Quand les moutons investissent les lieux de soins

De plus en plus d’entreprises expérimentent l’éco-pâturage, une action environnementale efficace et simple pour entretenir les terrains. L’hôpital n’est pas resté insensible à cette nouvelle approche écologique et économique.

Reportage au sein de deux établissements qui ont tenté l’expérience.

L’établissement public de santé mentale Georges Daumézon (EPSM) de Fleury-les-Aubrais (45) accueille depuis juillet 2016 des moutons de race solognote et d’Ouessant.
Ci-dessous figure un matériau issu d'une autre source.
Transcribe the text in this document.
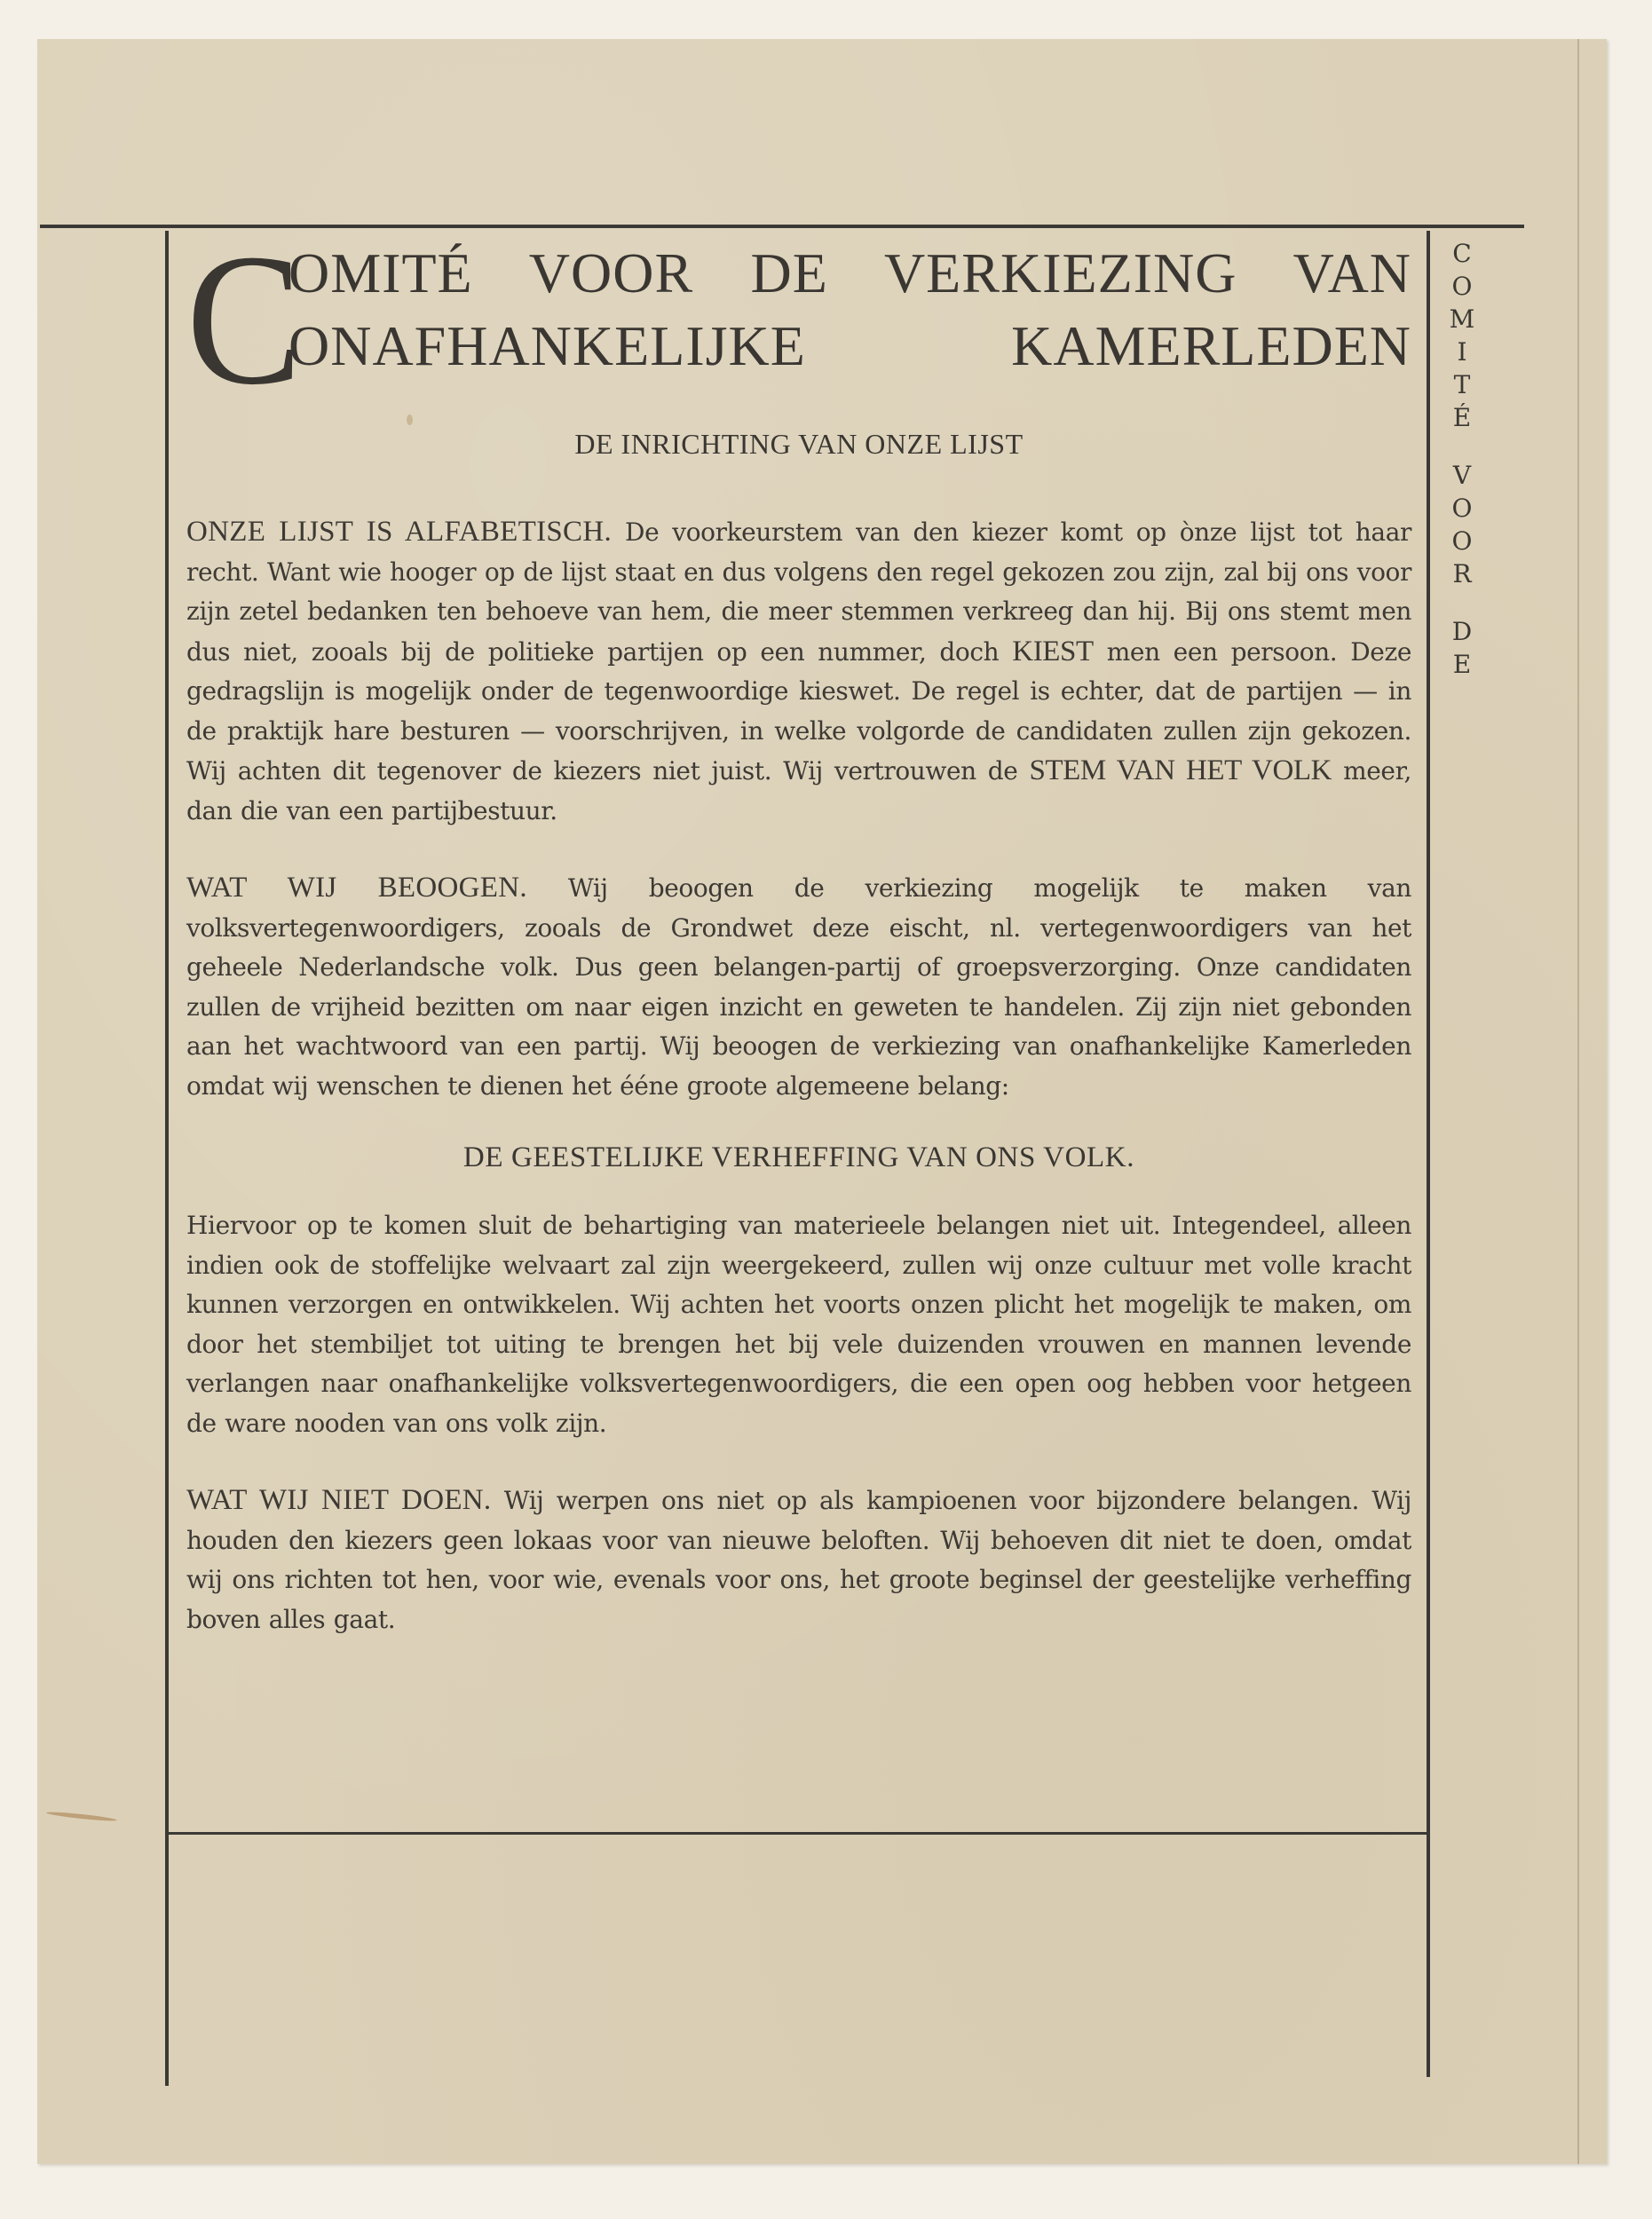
C
OMITÉ VOOR DE VERKIEZING VAN
ONAFHANKELIJKE KAMERLEDEN
DE INRICHTING VAN ONZE LIJST

ONZE LIJST IS ALFABETISCH. De voorkeurstem van den kiezer komt op ònze lijst tot haar recht. Want wie hooger op de lijst staat en dus volgens den regel gekozen zou zijn, zal bij ons voor zijn zetel bedanken ten behoeve van hem, die meer stemmen verkreeg dan hij. Bij ons stemt men dus niet, zooals bij de politieke partijen op een nummer, doch KIEST men een persoon. Deze gedragslijn is mogelijk onder de tegenwoordige kieswet. De regel is echter, dat de partijen — in de praktijk hare besturen — voorschrijven, in welke volgorde de candidaten zullen zijn gekozen. Wij achten dit tegenover de kiezers niet juist. Wij vertrouwen de STEM VAN HET VOLK meer, dan die van een partijbestuur.

WAT WIJ BEOOGEN. Wij beoogen de verkiezing mogelijk te maken van volksvertegenwoordigers, zooals de Grondwet deze eischt, nl. vertegenwoordigers van het geheele Nederlandsche volk. Dus geen belangen-partij of groepsverzorging. Onze candidaten zullen de vrijheid bezitten om naar eigen inzicht en geweten te handelen. Zij zijn niet gebonden aan het wachtwoord van een partij. Wij beoogen de verkiezing van onafhankelijke Kamerleden omdat wij wenschen te dienen het ééne groote algemeene belang:

DE GEESTELIJKE VERHEFFING VAN ONS VOLK.

Hiervoor op te komen sluit de behartiging van materieele belangen niet uit. Integendeel, alleen indien ook de stoffelijke welvaart zal zijn weergekeerd, zullen wij onze cultuur met volle kracht kunnen verzorgen en ontwikkelen. Wij achten het voorts onzen plicht het mogelijk te maken, om door het stembiljet tot uiting te brengen het bij vele duizenden vrouwen en mannen levende verlangen naar onafhankelijke volksvertegenwoordigers, die een open oog hebben voor hetgeen de ware nooden van ons volk zijn.

WAT WIJ NIET DOEN. Wij werpen ons niet op als kampioenen voor bijzondere belangen. Wij houden den kiezers geen lokaas voor van nieuwe beloften. Wij behoeven dit niet te doen, omdat wij ons richten tot hen, voor wie, evenals voor ons, het groote beginsel der geestelijke verheffing boven alles gaat.

C
O
M
I
T
É
V
O
O
R
D
E
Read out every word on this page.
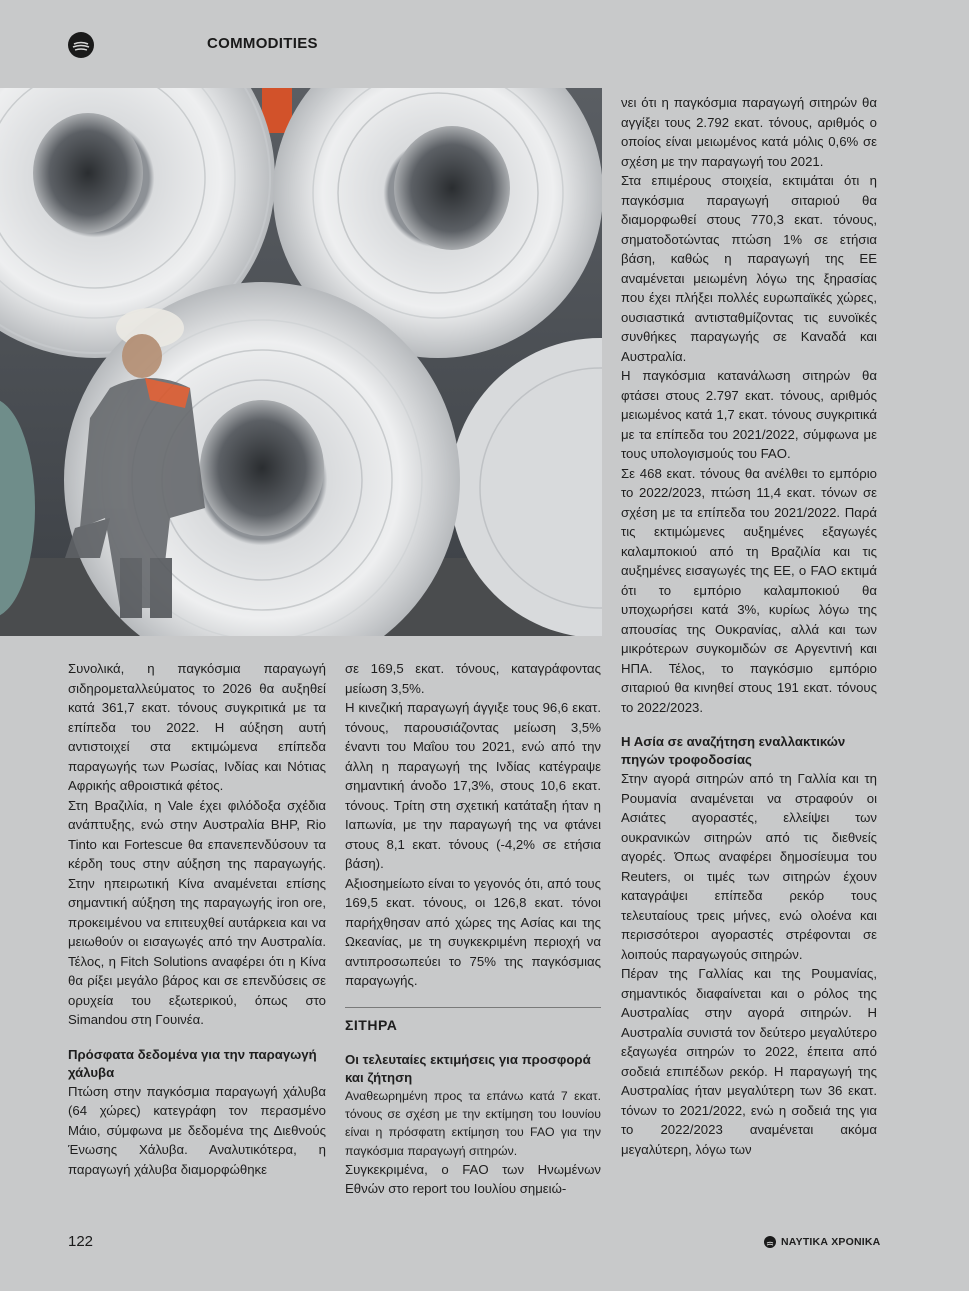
COMMODITIES

Συνολικά, η παγκόσμια παραγωγή σιδηρομεταλλεύματος το 2026 θα αυξηθεί κατά 361,7 εκατ. τόνους συγκριτικά με τα επίπεδα του 2022. Η αύξηση αυτή αντιστοιχεί στα εκτιμώμενα επίπεδα παραγωγής των Ρωσίας, Ινδίας και Νότιας Αφρικής αθροιστικά φέτος.

Στη Βραζιλία, η Vale έχει φιλόδοξα σχέδια ανάπτυξης, ενώ στην Αυστραλία BHP, Rio Tinto και Fortescue θα επανεπενδύσουν τα κέρδη τους στην αύξηση της παραγωγής. Στην ηπειρωτική Κίνα αναμένεται επίσης σημαντική αύξηση της παραγωγής iron ore, προκειμένου να επιτευχθεί αυτάρκεια και να μειωθούν οι εισαγωγές από την Αυστραλία. Τέλος, η Fitch Solutions αναφέρει ότι η Κίνα θα ρίξει μεγάλο βάρος και σε επενδύσεις σε ορυχεία του εξωτερικού, όπως στο Simandou στη Γουινέα.

Πρόσφατα δεδομένα για την παραγωγή χάλυβα

Πτώση στην παγκόσμια παραγωγή χάλυβα (64 χώρες) κατεγράφη τον περασμένο Μάιο, σύμφωνα με δεδομένα της Διεθνούς Ένωσης Χάλυβα. Αναλυτικότερα, η παραγωγή χάλυβα διαμορφώθηκε

σε 169,5 εκατ. τόνους, καταγράφοντας μείωση 3,5%.

Η κινεζική παραγωγή άγγιξε τους 96,6 εκατ. τόνους, παρουσιάζοντας μείωση 3,5% έναντι του Μαΐου του 2021, ενώ από την άλλη η παραγωγή της Ινδίας κατέγραψε σημαντική άνοδο 17,3%, στους 10,6 εκατ. τόνους. Τρίτη στη σχετική κατάταξη ήταν η Ιαπωνία, με την παραγωγή της να φτάνει στους 8,1 εκατ. τόνους (-4,2% σε ετήσια βάση).

Αξιοσημείωτο είναι το γεγονός ότι, από τους 169,5 εκατ. τόνους, οι 126,8 εκατ. τόνοι παρήχθησαν από χώρες της Ασίας και της Ωκεανίας, με τη συγκεκριμένη περιοχή να αντιπροσωπεύει το 75% της παγκόσμιας παραγωγής.

ΣΙΤΗΡΑ

Οι τελευταίες εκτιμήσεις για προσφορά και ζήτηση

Αναθεωρημένη προς τα επάνω κατά 7 εκατ. τόνους σε σχέση με την εκτίμηση του Ιουνίου είναι η πρόσφατη εκτίμηση του FAO για την παγκόσμια παραγωγή σιτηρών.

Συγκεκριμένα, ο FAO των Ηνωμένων Εθνών στο report του Ιουλίου σημειώ-

νει ότι η παγκόσμια παραγωγή σιτηρών θα αγγίξει τους 2.792 εκατ. τόνους, αριθμός ο οποίος είναι μειωμένος κατά μόλις 0,6% σε σχέση με την παραγωγή του 2021.

Στα επιμέρους στοιχεία, εκτιμάται ότι η παγκόσμια παραγωγή σιταριού θα διαμορφωθεί στους 770,3 εκατ. τόνους, σηματοδοτώντας πτώση 1% σε ετήσια βάση, καθώς η παραγωγή της ΕΕ αναμένεται μειωμένη λόγω της ξηρασίας που έχει πλήξει πολλές ευρωπαϊκές χώρες, ουσιαστικά αντισταθμίζοντας τις ευνοϊκές συνθήκες παραγωγής σε Καναδά και Αυστραλία.

Η παγκόσμια κατανάλωση σιτηρών θα φτάσει στους 2.797 εκατ. τόνους, αριθμός μειωμένος κατά 1,7 εκατ. τόνους συγκριτικά με τα επίπεδα του 2021/2022, σύμφωνα με τους υπολογισμούς του FAO.

Σε 468 εκατ. τόνους θα ανέλθει το εμπόριο το 2022/2023, πτώση 11,4 εκατ. τόνων σε σχέση με τα επίπεδα του 2021/2022. Παρά τις εκτιμώμενες αυξημένες εξαγωγές καλαμποκιού από τη Βραζιλία και τις αυξημένες εισαγωγές της ΕΕ, ο FAO εκτιμά ότι το εμπόριο καλαμποκιού θα υποχωρήσει κατά 3%, κυρίως λόγω της απουσίας της Ουκρανίας, αλλά και των μικρότερων συγκομιδών σε Αργεντινή και ΗΠΑ. Τέλος, το παγκόσμιο εμπόριο σιταριού θα κινηθεί στους 191 εκατ. τόνους το 2022/2023.

Η Ασία σε αναζήτηση εναλλακτικών πηγών τροφοδοσίας

Στην αγορά σιτηρών από τη Γαλλία και τη Ρουμανία αναμένεται να στραφούν οι Ασιάτες αγοραστές, ελλείψει των ουκρανικών σιτηρών από τις διεθνείς αγορές. Όπως αναφέρει δημοσίευμα του Reuters, οι τιμές των σιτηρών έχουν καταγράψει επίπεδα ρεκόρ τους τελευταίους τρεις μήνες, ενώ ολοένα και περισσότεροι αγοραστές στρέφονται σε λοιπούς παραγωγούς σιτηρών.

Πέραν της Γαλλίας και της Ρουμανίας, σημαντικός διαφαίνεται και ο ρόλος της Αυστραλίας στην αγορά σιτηρών. Η Αυστραλία συνιστά τον δεύτερο μεγαλύτερο εξαγωγέα σιτηρών το 2022, έπειτα από σοδειά επιπέδων ρεκόρ. Η παραγωγή της Αυστραλίας ήταν μεγαλύτερη των 36 εκατ. τόνων το 2021/2022, ενώ η σοδειά της για το 2022/2023 αναμένεται ακόμα μεγαλύτερη, λόγω των

122	ΝΑΥΤΙΚΑ ΧΡΟΝΙΚΑ
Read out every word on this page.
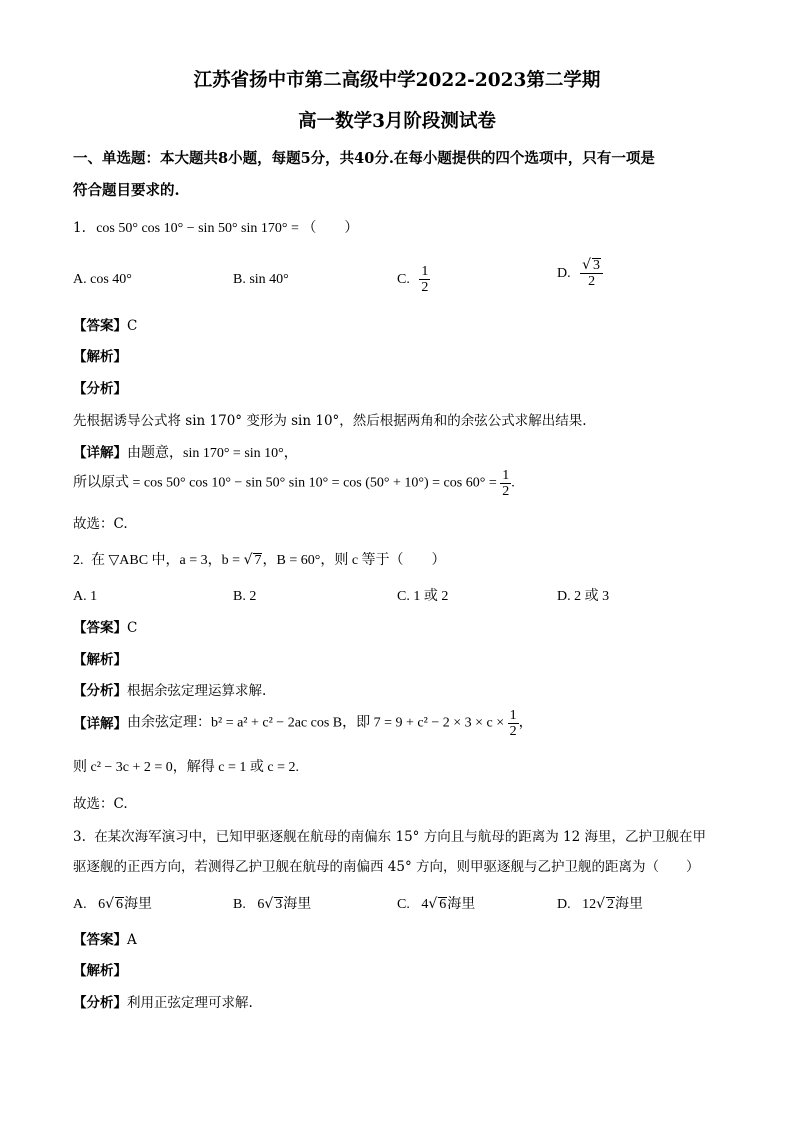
江苏省扬中市第二高级中学2022-2023第二学期
高一数学3月阶段测试卷
一、单选题：本大题共8小题，每题5分，共40分.在每小题提供的四个选项中，只有一项是
符合题目要求的.
1. cos 50° cos 10° − sin 50° sin 170° = （　　）
A. cos 40°	B. sin 40°	C. $\frac{1}{2}$	D. $\frac{√ 3}{2}$
【答案】C
【解析】
【分析】
先根据诱导公式将 sin 170° 变形为 sin 10°，然后根据两角和的余弦公式求解出结果.
【详解】由题意，sin 170° = sin 10°，
所以原式 = cos 50° cos 10° − sin 50° $\sin 10^\circ = \cos (50^\circ + 10^\circ) = \cos 60^\circ = \frac{1}{2}$ .
故选：C.
2. 在 ▽ABC 中，a = 3，b = √ 7，B = 60°，则 c 等于（　　）
A. 1	B. 2	C. 1 或 2	D. 2 或 3
【答案】C
【解析】
【分析】根据余弦定理运算求解.
【详解】由余弦定理：b² = a² + c² − 2ac cos B，即 $7 = 9 + c^2 - 2 \times 3 \times c \times \frac{1}{2}$ ，
则 c² − 3c + 2 = 0，解得 c = 1 或 c = 2.
故选：C.
3. 在某次海军演习中，已知甲驱逐舰在航母的南偏东 15° 方向且与航母的距离为 12 海里，乙护卫舰在甲
驱逐舰的正西方向，若测得乙护卫舰在航母的南偏西 45° 方向，则甲驱逐舰与乙护卫舰的距离为（　　）
A. 6√ 6海里	B. 6√ 3海里	C. 4√ 6海里	D. 12√ 2海里
【答案】A
【解析】
【分析】利用正弦定理可求解.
Ce projet a été mis en place par l’EPSM avec une volonté de gestion écologique et durable des espaces verts tout en préservant l’environnement.

C’est une association locale, La Moutonte, qui a été retenue pour fournir le cheptel, assurer le suivi sanitaire, la tonte des moutons… pour un coût annuel de 2048 €.

En 2017, de nouveaux parcs ont été ouverts, portant à 2,8 hectares la surface en éco-pâturage permettant ainsi d’améliorer les rotations des troupeaux, un meilleur renouvellement de la pousse des prairies et limiter certaines problématiques sanitaires.

quels bénéfices ?

Si le but affiché au début de l’opération était de limiter les nuisances sonores, d’économiser une soixantaine d’heures de travail et 160 litres de carburant… la qualité de vie des patients s’en trouve fortement améliorée.

L’unité Projet de vie Seglas qui organise des sorties promenades dans le parc de l’EPSM a pu ainsi proposer à certains patients (autistes, déficitaires ou ayant une longue hospitalisation en psychiatrie stabilisée) une rencontre avec les moutons. Régis Pobelle, cadre de cette unité, a pu constater que la présence des ovins dans les parcs permet un moment de partage, de plaisir.

« On voit apparaître des sourires, des élans de dynamisme pour aller voir les moutons, » précise Régis Pobelle.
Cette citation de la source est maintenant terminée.